Structured clinical question

In a child with history of ankle injury [patient] are the Ottawa ankle rules [test] reliable in eliminating the need for x ray examination in some patients without the risk of missing fractures [outcome]?

Search strategy and outcome

Secondary sources

Cochrane—two trials that involved children were found in Central.

Primary sources

PubMed—(Clinical Queries) Ottawa ankle rules AND child.

One systematic review was found that included 27 studies, six of which were pertaining to children, two of which were the trials found in Central. Eight total prospective studies were found; six were those included in the systematic review plus two subsequent publications.

Search outcome

Eight relevant papers found. See table 1.

Table 1

 Use of the Ottawa ankle rules in ruling out the need for x ray examination in children


The physical examination findings for the Ottawa ankle rules are as follows: tenderness over the lateral malleoli, inability to bear weight, and tenderness over the posterior distal tibia and fibula. A patient that exhibits one of these characteristics is deemed in need of x ray examination. The OAR have been validated for use as a screening tool in adults who have sustained ankle or mid-foot injuries.1 Three considerations render the applicability of OAR to children less certain. Children may not be as reliable with regard to verbal history. Because Salter-Harris type I fractures, defined as a separation of bone >3 mm through the physis, more commonly accompany trauma in infants and children, point tenderness will generally be present. Further, a child must be able to walk freely prior to injury, in order for the OAR to be applied. Thus the OAR criteria will be positive and unnecessary radiographs may be obtained for an injury that will ultimately be treated the same as a sprain.

Data analysis

We computed a random effects meta-analysis model directly on the proportions with weights based on the variance of a binomial distribution. We used a pooled estimate of sensitivity/specificity, instead of individual sensitivities/specificities for each study. Statistical calculations were made using the meta library, version 0.5, with the R software package, version 2.01 (R Foundation for Statistical Computing, Vienna, Austria).

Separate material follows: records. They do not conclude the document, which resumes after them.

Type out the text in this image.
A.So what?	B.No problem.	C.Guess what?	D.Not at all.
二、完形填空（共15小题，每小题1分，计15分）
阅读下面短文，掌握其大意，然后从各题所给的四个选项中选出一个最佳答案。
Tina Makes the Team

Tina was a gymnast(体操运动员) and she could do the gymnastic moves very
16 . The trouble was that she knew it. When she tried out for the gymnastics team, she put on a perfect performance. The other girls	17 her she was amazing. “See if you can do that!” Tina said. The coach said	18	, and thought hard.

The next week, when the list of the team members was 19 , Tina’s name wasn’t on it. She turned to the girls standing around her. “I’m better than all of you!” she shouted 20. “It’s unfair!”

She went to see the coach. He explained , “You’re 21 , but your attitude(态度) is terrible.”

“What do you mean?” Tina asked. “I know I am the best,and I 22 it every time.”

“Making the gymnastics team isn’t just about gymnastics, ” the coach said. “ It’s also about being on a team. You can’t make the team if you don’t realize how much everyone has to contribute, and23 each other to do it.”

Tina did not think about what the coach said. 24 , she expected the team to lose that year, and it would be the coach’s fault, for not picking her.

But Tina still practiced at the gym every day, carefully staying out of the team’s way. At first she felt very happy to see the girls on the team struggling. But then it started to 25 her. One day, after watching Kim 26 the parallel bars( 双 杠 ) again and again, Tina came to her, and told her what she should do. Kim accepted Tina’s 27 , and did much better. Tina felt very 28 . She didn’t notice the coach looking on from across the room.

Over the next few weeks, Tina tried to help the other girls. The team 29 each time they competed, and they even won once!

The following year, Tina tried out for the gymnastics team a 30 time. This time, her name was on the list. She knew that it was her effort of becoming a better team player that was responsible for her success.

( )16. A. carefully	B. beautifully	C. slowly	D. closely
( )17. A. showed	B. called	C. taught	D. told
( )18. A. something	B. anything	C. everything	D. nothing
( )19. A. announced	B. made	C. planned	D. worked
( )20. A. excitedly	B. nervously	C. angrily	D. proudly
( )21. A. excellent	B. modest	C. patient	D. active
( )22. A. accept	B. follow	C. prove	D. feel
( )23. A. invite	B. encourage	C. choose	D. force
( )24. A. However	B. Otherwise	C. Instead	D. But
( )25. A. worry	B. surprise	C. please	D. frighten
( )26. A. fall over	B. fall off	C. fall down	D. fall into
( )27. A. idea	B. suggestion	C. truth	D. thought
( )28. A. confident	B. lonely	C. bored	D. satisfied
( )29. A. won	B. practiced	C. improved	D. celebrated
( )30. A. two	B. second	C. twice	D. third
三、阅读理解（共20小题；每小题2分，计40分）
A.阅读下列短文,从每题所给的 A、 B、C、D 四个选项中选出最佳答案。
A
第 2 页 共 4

Formulas from Evidence-Based Medicine text by Sackett were used to calculate prevalence, likelihood ratios, post-test odds, PPV, and NPV.

Main results

The overall sensitivity was calculated to be 97% with confidence limits of 93%–100%. The overall specificity was calculated to be 29% with confidence limits of 18%–40%.

An estimated prevalence of 12% was calculated based on the number of fractures in the studies divided by the total number of patients. The prevalence and likelihood ratio were then used to derive the PPV and NPV.

There was one article4 that showed five patients with negative results when applying the rules who ultimately had a fracture. All other articles had zero or 1 in this category. Using the Ottawa ankle rules has relevance in the clinical setting; as it is a tool that can be used to aid the clinician in decreasing unnecessary x ray examinations. This may very well decrease patient care costs, as well as patient time spent in the acute care setting.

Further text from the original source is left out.